Para que as invasões bárbaras “modernas" não tragam os mesmos riscos das que historicamente vem destruindo os povos indígenas há séculos, necessário seria a imediata retirada de todos os invasores da região, sejam eles missionários, grileiros, garimpeiros, madeireiros etc. pois só assim poderia se combater, de fato, a vinda de vetores de transmissão da covil-19 em terras indígenas. Não queiramos que, em pleno século 21 testemunhemos, impotentes, o aniquilamento dos povos indígenas remanescentes por conta não só de um vírus, mas principalmente pela omissão de governos e a intromissão de perversos predadores “brancos”. Se assim prosseguirem, senhores governantes, essa conta, sim, cairá sobre seus colos!



[1] Retirado em 3 de maio de 2020 de https://brasil.elpais.com/opiniao/2020-04-19/os-povos-indigenas-isolados-tambem-estao-em-isolamento-voluntario.html.

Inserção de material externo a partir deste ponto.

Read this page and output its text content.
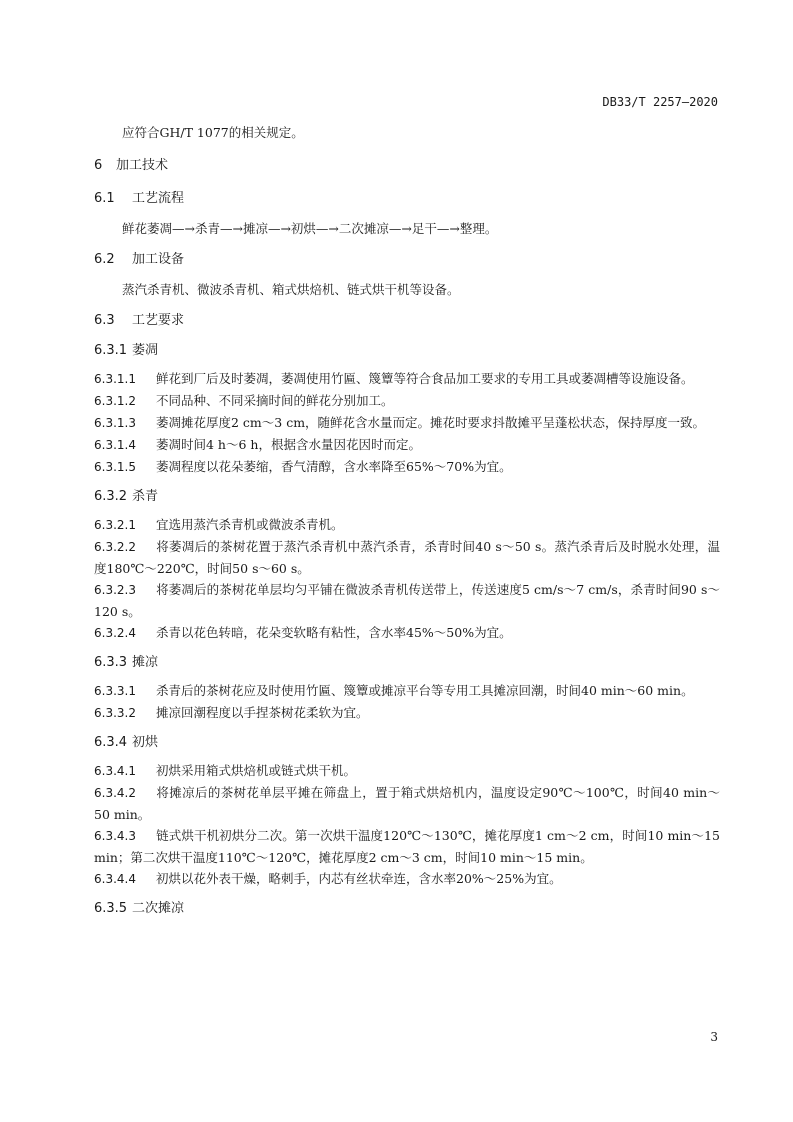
DB33/T 2257—2020

应符合GH/T 1077的相关规定。

6 加工技术
6.1 工艺流程

鲜花萎凋—→杀青—→摊凉—→初烘—→二次摊凉—→足干—→整理。

6.2 加工设备

蒸汽杀青机、微波杀青机、箱式烘焙机、链式烘干机等设备。

6.3 工艺要求
6.3.1 萎凋

6.3.1.1 鲜花到厂后及时萎凋，萎凋使用竹匾、篾簟等符合食品加工要求的专用工具或萎凋槽等设施设备。

6.3.1.2 不同品种、不同采摘时间的鲜花分别加工。

6.3.1.3 萎凋摊花厚度2 cm～3 cm，随鲜花含水量而定。摊花时要求抖散摊平呈蓬松状态，保持厚度一致。

6.3.1.4 萎凋时间4 h～6 h，根据含水量因花因时而定。

6.3.1.5 萎凋程度以花朵萎缩，香气清醇，含水率降至65%～70%为宜。

6.3.2 杀青

6.3.2.1 宜选用蒸汽杀青机或微波杀青机。

6.3.2.2 将萎凋后的茶树花置于蒸汽杀青机中蒸汽杀青，杀青时间40 s～50 s。蒸汽杀青后及时脱水处理，温度180℃～220℃，时间50 s～60 s。

6.3.2.3 将萎凋后的茶树花单层均匀平铺在微波杀青机传送带上，传送速度5 cm/s～7 cm/s，杀青时间90 s～120 s。

6.3.2.4 杀青以花色转暗，花朵变软略有粘性，含水率45%～50%为宜。

6.3.3 摊凉

6.3.3.1 杀青后的茶树花应及时使用竹匾、篾簟或摊凉平台等专用工具摊凉回潮，时间40 min～60 min。

6.3.3.2 摊凉回潮程度以手捏茶树花柔软为宜。

6.3.4 初烘

6.3.4.1 初烘采用箱式烘焙机或链式烘干机。

6.3.4.2 将摊凉后的茶树花单层平摊在筛盘上，置于箱式烘焙机内，温度设定90℃～100℃，时间40 min～50 min。

6.3.4.3 链式烘干机初烘分二次。第一次烘干温度120℃～130℃，摊花厚度1 cm～2 cm，时间10 min～15 min；第二次烘干温度110℃～120℃，摊花厚度2 cm～3 cm，时间10 min～15 min。

6.3.4.4 初烘以花外表干燥，略刺手，内芯有丝状牵连，含水率20%～25%为宜。

6.3.5 二次摊凉
3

[3] Inédito: mais de 200 terras indígenas na Amazônia têm alto risco para Covid-19
23 de abril de 2020 | por Anna Beatriz Anjos e Bruno Fonseca. Consultado em 3 de maio de 2020 em https://apublica.org/2020/04/ineditomais-de-200-terras-indigenas-na-amazonia-tem-alto-risco-para-covid-19/
[5]Consultado em 27 de setembro de 2017 em https://www.brasil247.com/brasil/orgaos-da-oea-e-onu-denunciam-massacre-de-indios-isolados-no-amazonas.
[6] . Essa informação consta da matéria “A dupla ameaça para a Amazônia” de Luna Gámez para o Jornal “El País”em 24 de abril de 2020.